RICHMOND HOSIERY MILLS, Petitioner,
v.
COMMISSIONER OF INTERNAL REVENUE, Respondent.

No. 15875.

United States Court of Appeals Fifth Circuit.

June 5, 1956.

Joseph B. Brennan, Atlanta, Ga., Sutherland, Asbill & Brennan, Atlanta, Ga., of counsel, for petitioner.

Charles K. Rice, Asst. Atty. Gen., Lee A. Jackson, Atty. Gen., Harry Baum, S. Dee Hanson, John Potts Barnes, Chief Counsel, Int. Rev. Service, Claude R. Marshall, Sp.
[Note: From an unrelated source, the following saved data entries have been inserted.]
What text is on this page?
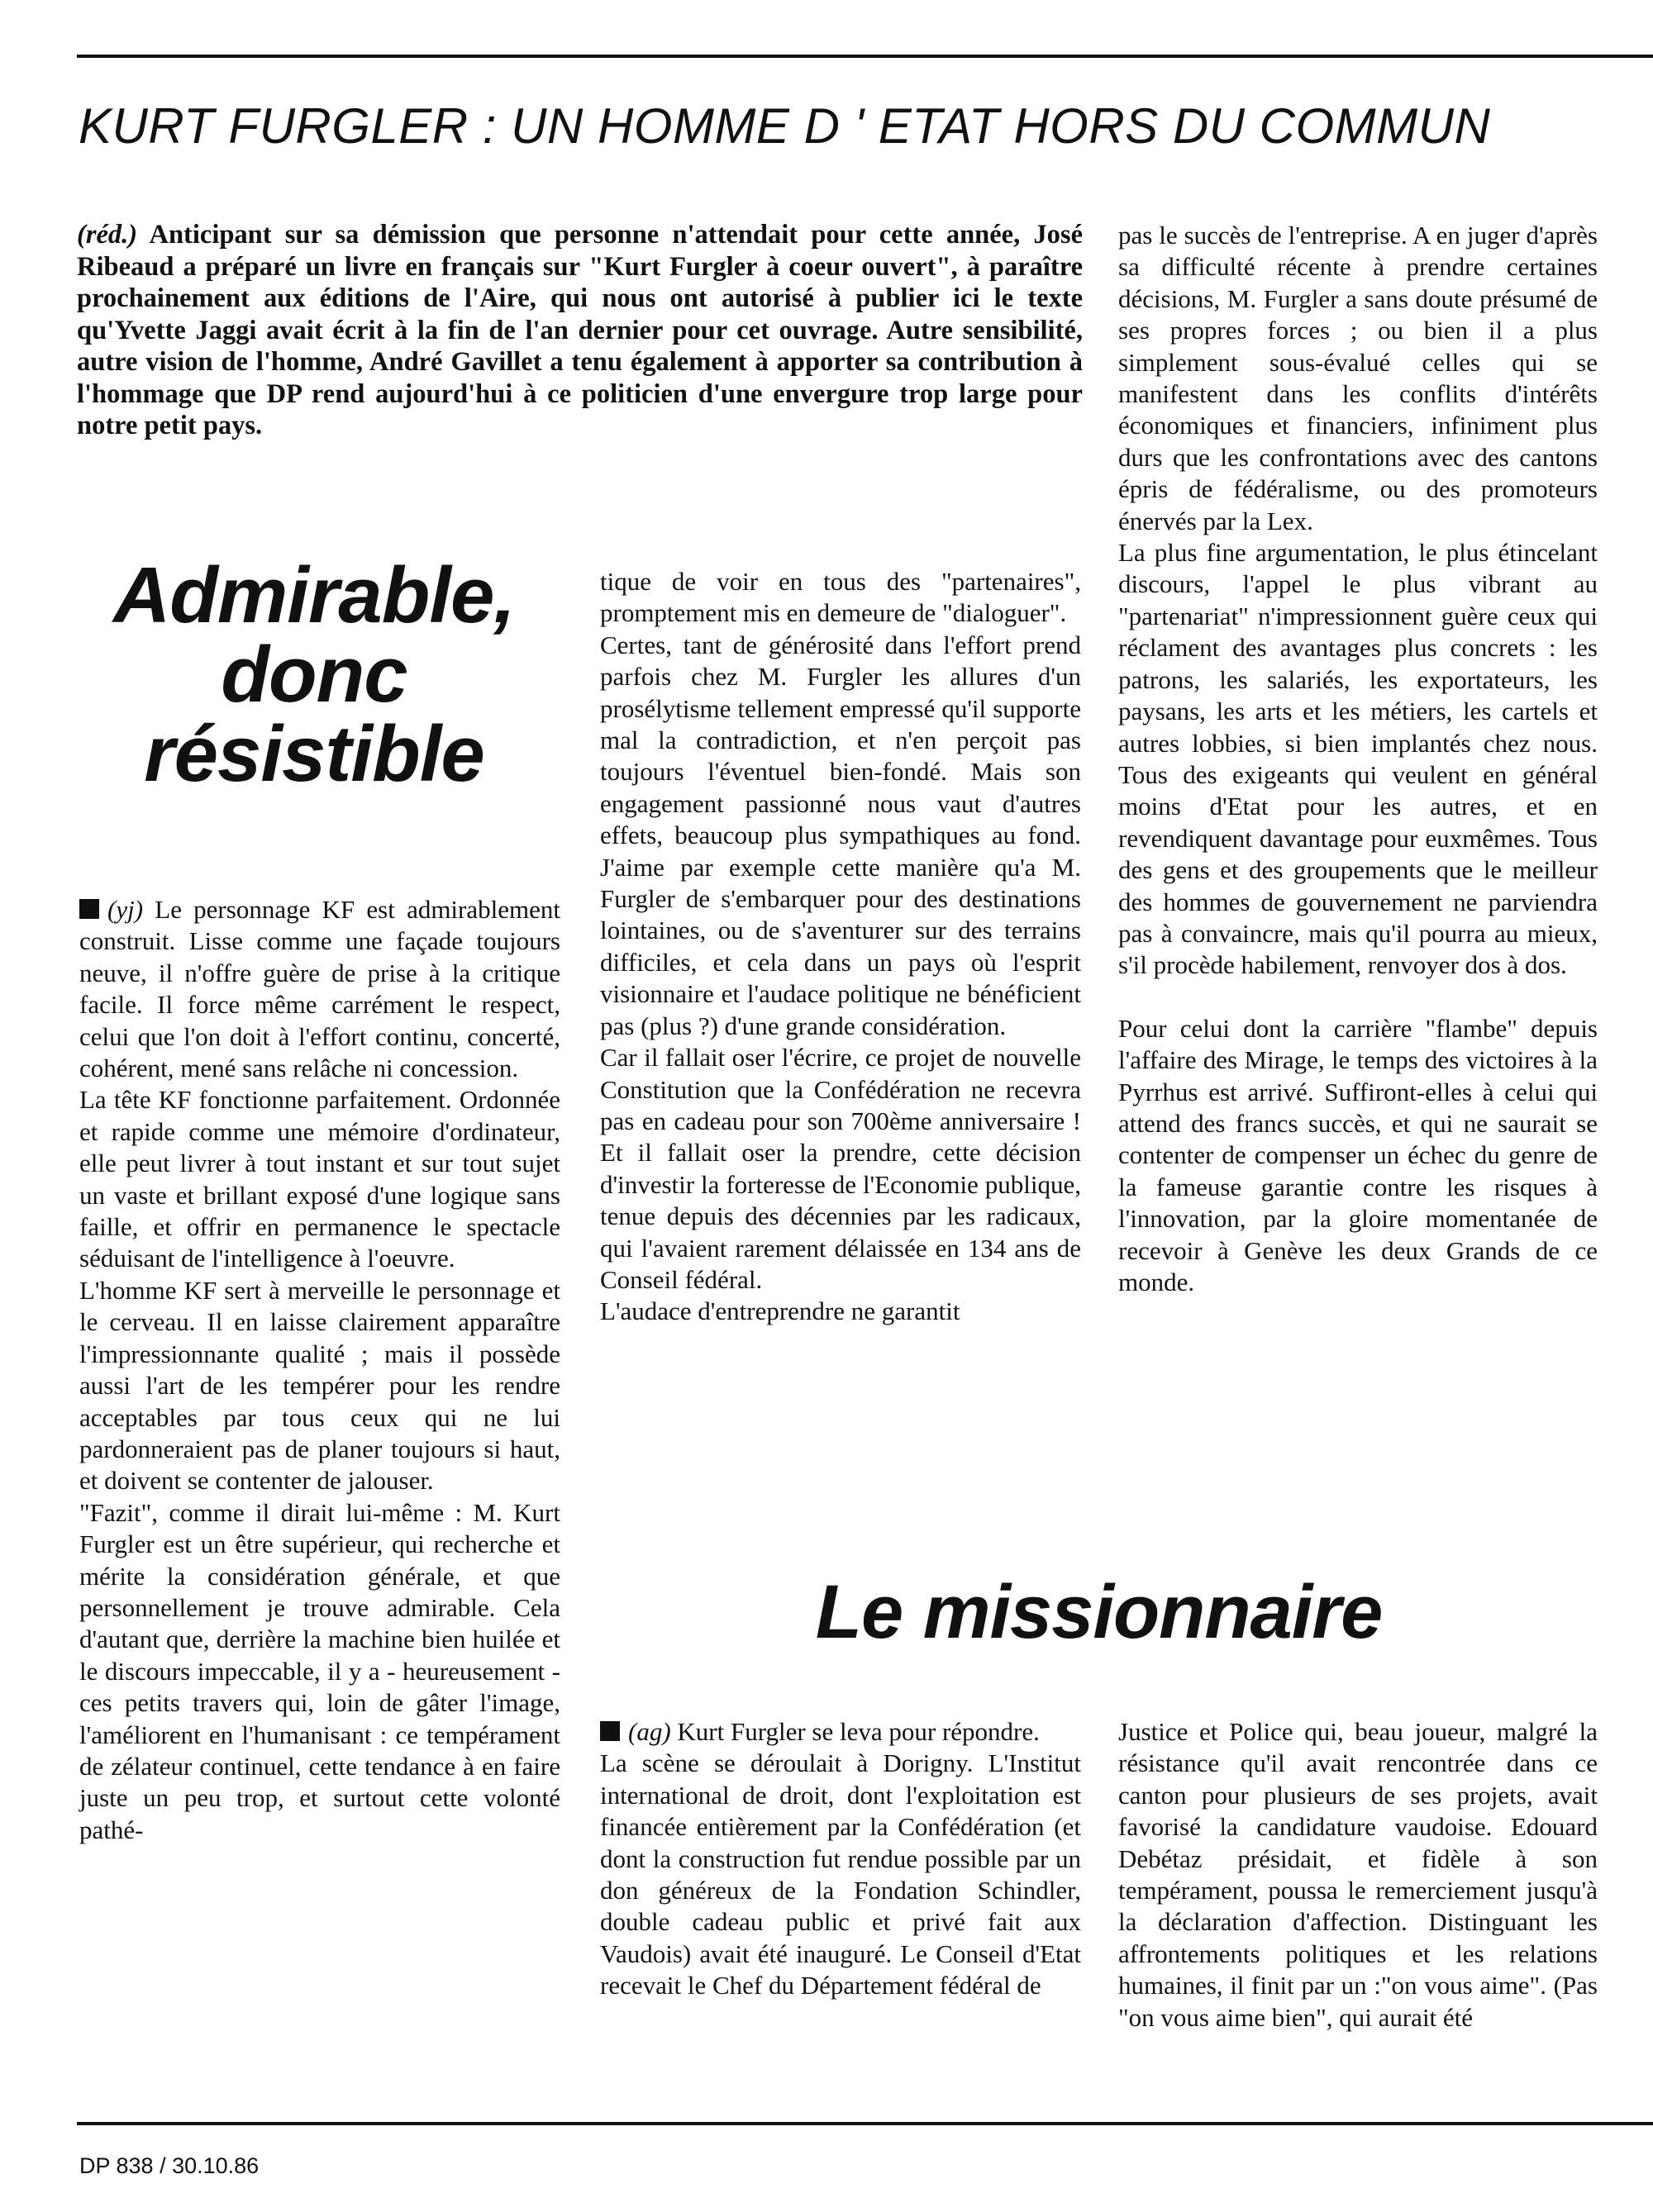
KURT FURGLER : UN HOMME D ' ETAT HORS DU COMMUN

(réd.) Anticipant sur sa démission que personne n'attendait pour cette année, José Ribeaud a préparé un livre en français sur "Kurt Furgler à coeur ouvert", à paraître prochainement aux éditions de l'Aire, qui nous ont autorisé à publier ici le texte qu'Yvette Jaggi avait écrit à la fin de l'an dernier pour cet ouvrage. Autre sensibilité, autre vision de l'homme, André Gavillet a tenu également à apporter sa contribution à l'hommage que DP rend aujourd'hui à ce politicien d'une envergure trop large pour notre petit pays.

Admirable, donc résistible

(yj) Le personnage KF est admirablement construit. Lisse comme une façade toujours neuve, il n'offre guère de prise à la critique facile. Il force même carrément le respect, celui que l'on doit à l'effort continu, concerté, cohérent, mené sans relâche ni concession.

La tête KF fonctionne parfaitement. Ordonnée et rapide comme une mémoire d'ordinateur, elle peut livrer à tout instant et sur tout sujet un vaste et brillant exposé d'une logique sans faille, et offrir en permanence le spectacle séduisant de l'intelligence à l'oeuvre.

L'homme KF sert à merveille le personnage et le cerveau. Il en laisse clairement apparaître l'impressionnante qualité ; mais il possède aussi l'art de les tempérer pour les rendre acceptables par tous ceux qui ne lui pardonneraient pas de planer toujours si haut, et doivent se contenter de jalouser.

"Fazit", comme il dirait lui-même : M. Kurt Furgler est un être supérieur, qui recherche et mérite la considération générale, et que personnellement je trouve admirable. Cela d'autant que, derrière la machine bien huilée et le discours impeccable, il y a - heureusement - ces petits travers qui, loin de gâter l'image, l'améliorent en l'humanisant : ce tempérament de zélateur continuel, cette tendance à en faire juste un peu trop, et surtout cette volonté pathé-

tique de voir en tous des "partenaires", promptement mis en demeure de "dialoguer".

Certes, tant de générosité dans l'effort prend parfois chez M. Furgler les allures d'un prosélytisme tellement empressé qu'il supporte mal la contradiction, et n'en perçoit pas toujours l'éventuel bien-fondé. Mais son engagement passionné nous vaut d'autres effets, beaucoup plus sympathiques au fond. J'aime par exemple cette manière qu'a M. Furgler de s'embarquer pour des destinations lointaines, ou de s'aventurer sur des terrains difficiles, et cela dans un pays où l'esprit visionnaire et l'audace politique ne bénéficient pas (plus ?) d'une grande considération.

Car il fallait oser l'écrire, ce projet de nouvelle Constitution que la Confédération ne recevra pas en cadeau pour son 700ème anniversaire ! Et il fallait oser la prendre, cette décision d'investir la forteresse de l'Economie publique, tenue depuis des décennies par les radicaux, qui l'avaient rarement délaissée en 134 ans de Conseil fédéral.

L'audace d'entreprendre ne garantit

pas le succès de l'entreprise. A en juger d'après sa difficulté récente à prendre certaines décisions, M. Furgler a sans doute présumé de ses propres forces ; ou bien il a plus simplement sous-évalué celles qui se manifestent dans les conflits d'intérêts économiques et financiers, infiniment plus durs que les confrontations avec des cantons épris de fédéralisme, ou des promoteurs énervés par la Lex.

La plus fine argumentation, le plus étincelant discours, l'appel le plus vibrant au "partenariat" n'impressionnent guère ceux qui réclament des avantages plus concrets : les patrons, les salariés, les exportateurs, les paysans, les arts et les métiers, les cartels et autres lobbies, si bien implantés chez nous. Tous des exigeants qui veulent en général moins d'Etat pour les autres, et en revendiquent davantage pour euxmêmes. Tous des gens et des groupements que le meilleur des hommes de gouvernement ne parviendra pas à convaincre, mais qu'il pourra au mieux, s'il procède habilement, renvoyer dos à dos.

Pour celui dont la carrière "flambe" depuis l'affaire des Mirage, le temps des victoires à la Pyrrhus est arrivé. Suffiront-elles à celui qui attend des francs succès, et qui ne saurait se contenter de compenser un échec du genre de la fameuse garantie contre les risques à l'innovation, par la gloire momentanée de recevoir à Genève les deux Grands de ce monde.

Le missionnaire

(ag) Kurt Furgler se leva pour répondre.

La scène se déroulait à Dorigny. L'Institut international de droit, dont l'exploitation est financée entièrement par la Confédération (et dont la construction fut rendue possible par un don généreux de la Fondation Schindler, double cadeau public et privé fait aux Vaudois) avait été inauguré. Le Conseil d'Etat recevait le Chef du Département fédéral de

Justice et Police qui, beau joueur, malgré la résistance qu'il avait rencontrée dans ce canton pour plusieurs de ses projets, avait favorisé la candidature vaudoise. Edouard Debétaz présidait, et fidèle à son tempérament, poussa le remerciement jusqu'à la déclaration d'affection. Distinguant les affrontements politiques et les relations humaines, il finit par un :"on vous aime". (Pas "on vous aime bien", qui aurait été

DP 838 / 30.10.86
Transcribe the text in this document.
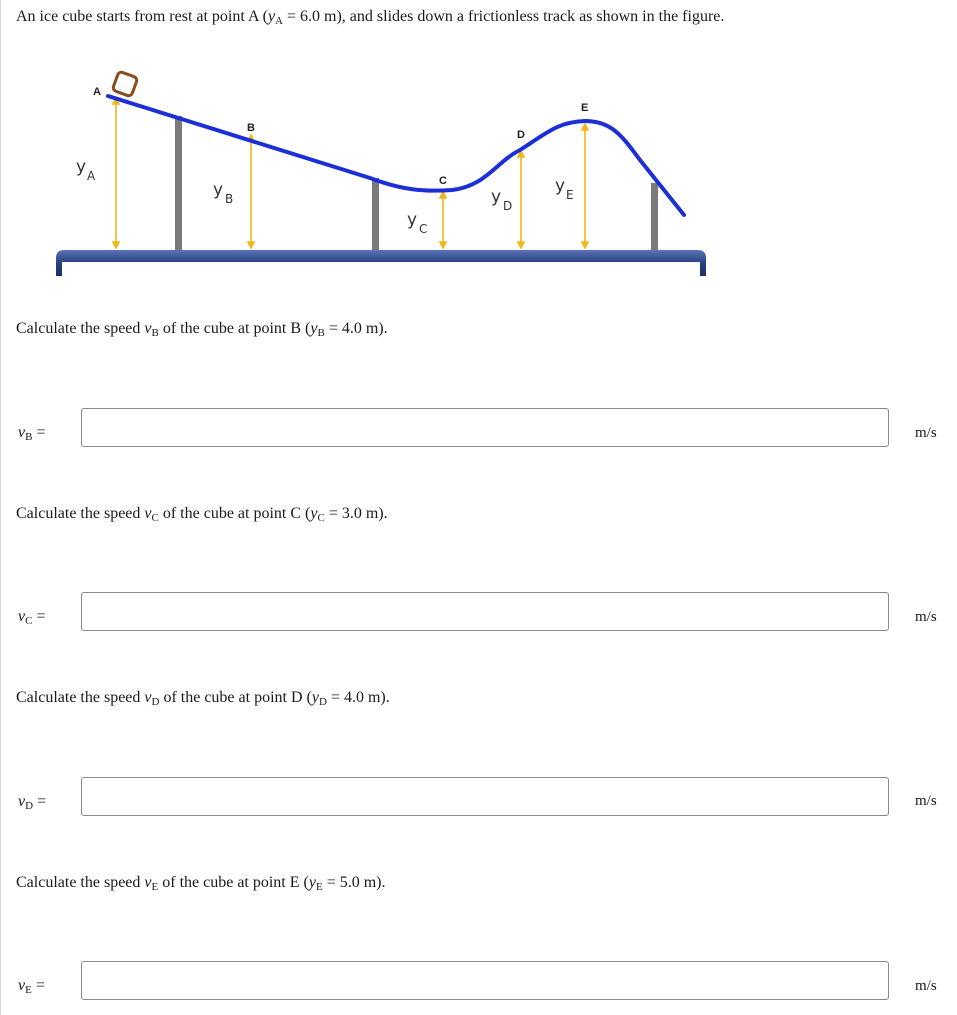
An ice cube starts from rest at point A ($y_A = 6.0$ m), and slides down a frictionless track as shown in the figure.
A
B
C
D
E
y A
y B
y C
y D
y E
Calculate the speed $v_B$ of the cube at point B ($y_B = 4.0$ m).
$v_B$ =	m/s
Calculate the speed $v_C$ of the cube at point C ($y_C = 3.0$ m).
$v_C$ =	m/s
Calculate the speed $v_D$ of the cube at point D ($y_D = 4.0$ m).
$v_D$ =	m/s
Calculate the speed $v_E$ of the cube at point E ($y_E = 5.0$ m).
$v_E$ =	m/s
Atty., for respondent.

Before HUTCHESON, Chief Judge, and RIVES and JONES, Circuit Judges.

PER CURIAM.

1

This appeal involves claimed deficiencies in excess profit taxes for the years 1942, and 1944-1945. Persisting, despite its reversal in Owensboro Wagon Co. v. Commissioner, 6 Cir., 209 F.2d 617, in adhering to its decision, that stock dividends distributed prior to March 1, 1913, are not includible in equity invested capital under § 718(a) (3) of the Internal Revenue Code, 26 U.S.C.A. Excess Profits Taxes, page 143, the Tax Court sustained the Commissioner's determination, excluding such stock dividends.

2

Appealing from that decision, taxpayer is here insisting that, for the reasons set forth in its brief and upon the authority of the Owensboro case, to which may now be added the decision, on April 4, 1956, of the Seventh Circuit, 231 F.2d 536, affirming Baker Land & Title Co. v. United States, D.C., 126 F. Supp. 561, the Tax Court's decision was wrong and must be reversed.

3

We agree with petitioner and with the results reached and the reasons given therefor in the two opinions relied on by it. Because we do, we will not further labor the matter here, but, noting our agreement with those opinions and our disagreement with the Tax Court, we order its judgment reversed and the cause remanded for further proceedings not inconsistent herewith.